What makes people feel insecure at work? How can you stop feeling unconfident?
People start to feel insecure at work during times of uncertainty. They develop stories—bad first drafts—largely built around their biases rather than facts. You deal with your insecurities by questioning the story you are telling yourself, and revealing the biases in those stories.
Read more about how to get over the feeling of being insecure at work.
Handling Your Own Bad First Drafts
In order to stop being insecure at work—you need to question the story you’re telling yourself, because it’s built from your insecurities and biases rather than from facts—this story is your bad first draft. When examining your bad first draft, you should question what you know about yourself, the other person in the story, and your hidden emotions.
- What you know about yourself: What do you actually know about the situation? What parts are you imagining?
- What you know about the other person: What assumptions are you making about the other person? What questions can you ask them for clarification?
- What you know about your hidden emotions: What is under the surface of my reaction? Are there insecurities or biases contributing to my story?
Secondly, you need to talk about your bad first draft in order to reveal the biases that are making you insecure at work. In this step, it’s helpful to use the phrase, “The story I’m telling myself…” This lets you express your feelings while inviting the other person to tell their side of the story. This step untangles the story, leaving just the truth—either your failure is imagined or exaggerated, or it becomes a concrete problem you can now address.
For example, you suggest an idea in a meeting and notice that your colleague Anne looked at another colleague before rejecting your idea. You assume they’ve been talking about you behind your back, and think your ideas are stupid and not worth discussing in meetings. After the meeting, you say to Anne, “You looked at Cheryl before you said no to my idea. The story I’m telling myself here is that you two have been discussing my ideas and don’t think they’re worth your time.” Her response will probably take one of two forms:
- Option A (most likely): She responds, “Not at all. We’re working on a similar idea that we have to keep under wraps for now. I was just making sure she and I were on the same page.” By talking through your story, you get complete information about what happened and realize you invented a worst-scenario connection.
- Option B (unlikely): She says, “Yes, that’s right.” While this might sting a little at first, ultimately it opens up the opportunity to have an honest discussion about her thoughts.
Handling Your Team’s Bad First Drafts
Bad first drafts are damaging enough in personal failures, but they become worse in the workplace. Bad first drafts spread easily in work environments, where people tend to believe their own stories and retell them as truth. These stories warp over time, and they make more people insecure at work. Just think of how easily “There will probably be massive layoffs at the end of the summer. No one told me but I can just feel it” can be repeated and warped into, “There will be massive layoffs in August.”
A brave leader recognizes that employers are more likely to become more insecure at work in times of uncertainty, change, and failure and gets ahead of it. You can accomplish this by inviting your team members to share their bad first drafts with you and with one another.

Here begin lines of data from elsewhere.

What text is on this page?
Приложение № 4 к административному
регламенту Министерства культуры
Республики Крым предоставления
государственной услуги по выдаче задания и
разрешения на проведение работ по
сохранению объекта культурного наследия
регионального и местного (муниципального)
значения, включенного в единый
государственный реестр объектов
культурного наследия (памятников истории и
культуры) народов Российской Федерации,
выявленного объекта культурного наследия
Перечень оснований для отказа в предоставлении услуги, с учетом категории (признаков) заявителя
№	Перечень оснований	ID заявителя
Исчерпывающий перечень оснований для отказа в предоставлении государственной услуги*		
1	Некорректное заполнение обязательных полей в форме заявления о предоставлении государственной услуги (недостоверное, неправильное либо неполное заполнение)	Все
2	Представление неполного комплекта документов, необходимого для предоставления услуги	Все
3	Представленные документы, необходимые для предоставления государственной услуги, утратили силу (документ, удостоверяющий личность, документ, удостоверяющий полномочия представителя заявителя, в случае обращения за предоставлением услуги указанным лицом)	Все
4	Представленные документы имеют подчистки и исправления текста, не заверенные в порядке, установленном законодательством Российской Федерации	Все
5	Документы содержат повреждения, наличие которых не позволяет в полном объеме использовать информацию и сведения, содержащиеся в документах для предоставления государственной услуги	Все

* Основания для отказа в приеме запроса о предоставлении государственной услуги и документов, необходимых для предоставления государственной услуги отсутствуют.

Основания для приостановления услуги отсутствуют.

This is most effectively done aloud—when incomplete information and worst-case scenarios are expressed, their missing logic becomes apparent.
Hearing your team’s stories and working with them to separate fact from fiction is an opportunity for you to improve your communication style moving forward. This exercise exposes where you’ve left information gaps in which imaginations and insecurities were able to run wild. Moving forward, you’re likely to continually speak to your team with transparency and give as much information as you can, in order to avoid further bad first drafts.

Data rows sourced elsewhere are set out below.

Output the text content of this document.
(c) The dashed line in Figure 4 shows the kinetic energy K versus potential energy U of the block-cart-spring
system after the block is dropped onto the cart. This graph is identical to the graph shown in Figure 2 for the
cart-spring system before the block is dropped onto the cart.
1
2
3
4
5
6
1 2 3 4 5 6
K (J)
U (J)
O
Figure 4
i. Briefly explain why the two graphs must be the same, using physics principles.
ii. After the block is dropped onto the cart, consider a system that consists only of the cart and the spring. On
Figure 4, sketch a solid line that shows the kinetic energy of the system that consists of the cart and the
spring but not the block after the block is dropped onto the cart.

This exercise is also valuable because it presents the opportunity to name and grapple with the problem itself, instead of with all the misinformation around it. Instead of dealing with everyone’s fears of layoffs, you can simply say, “It’s true that our organization will undergo a lot of changes this summer, and it’s normal to be anxious. Currently, there are no layoffs planned and I will keep you updated if that changes.”

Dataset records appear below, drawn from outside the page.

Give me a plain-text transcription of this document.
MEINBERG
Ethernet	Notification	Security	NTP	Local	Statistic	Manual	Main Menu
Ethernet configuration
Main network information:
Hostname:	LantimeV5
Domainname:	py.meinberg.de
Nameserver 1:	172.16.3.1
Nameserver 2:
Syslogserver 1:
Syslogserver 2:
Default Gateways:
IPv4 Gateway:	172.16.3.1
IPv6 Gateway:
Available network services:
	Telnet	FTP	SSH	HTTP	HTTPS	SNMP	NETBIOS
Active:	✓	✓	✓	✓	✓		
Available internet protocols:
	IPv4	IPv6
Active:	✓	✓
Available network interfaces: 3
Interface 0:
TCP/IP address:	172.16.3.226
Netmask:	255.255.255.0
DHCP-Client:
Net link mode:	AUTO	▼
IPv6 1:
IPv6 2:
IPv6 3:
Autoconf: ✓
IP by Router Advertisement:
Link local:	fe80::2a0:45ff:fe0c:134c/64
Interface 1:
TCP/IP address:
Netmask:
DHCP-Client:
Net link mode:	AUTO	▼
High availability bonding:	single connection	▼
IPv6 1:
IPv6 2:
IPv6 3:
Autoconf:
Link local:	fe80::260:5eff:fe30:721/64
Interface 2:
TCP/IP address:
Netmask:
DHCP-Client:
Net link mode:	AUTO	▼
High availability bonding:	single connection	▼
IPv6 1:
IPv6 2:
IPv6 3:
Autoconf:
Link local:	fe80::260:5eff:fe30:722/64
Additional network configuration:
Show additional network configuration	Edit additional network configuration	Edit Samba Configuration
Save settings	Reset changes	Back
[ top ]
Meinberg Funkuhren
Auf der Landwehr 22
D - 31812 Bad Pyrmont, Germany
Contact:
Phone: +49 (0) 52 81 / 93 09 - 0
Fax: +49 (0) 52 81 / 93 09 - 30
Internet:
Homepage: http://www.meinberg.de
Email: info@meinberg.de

While this process of untangling bad first drafts will take some extra time on your part, recall that not spending a bit of time addressing your team’s stories now will result in a lot of wasted time fixing defensive behaviors in the future.
Using the Courage Toolbox
When you lean into all four courage-building skills in Brene Brown’s Dare to Lead—facing vulnerability, choosing and practicing values, building trust, and developing failure resilience—you gain control over how difficult situations affect you and stop feeling insecure at work. The four courage-building skills develop your ability to approach risk and failure productively, instead of reacting to them defensively and falling into behaviors that hold you back from the creativity, collaboration, and ideas that are crucial to keeping up with today’s demand for innovation.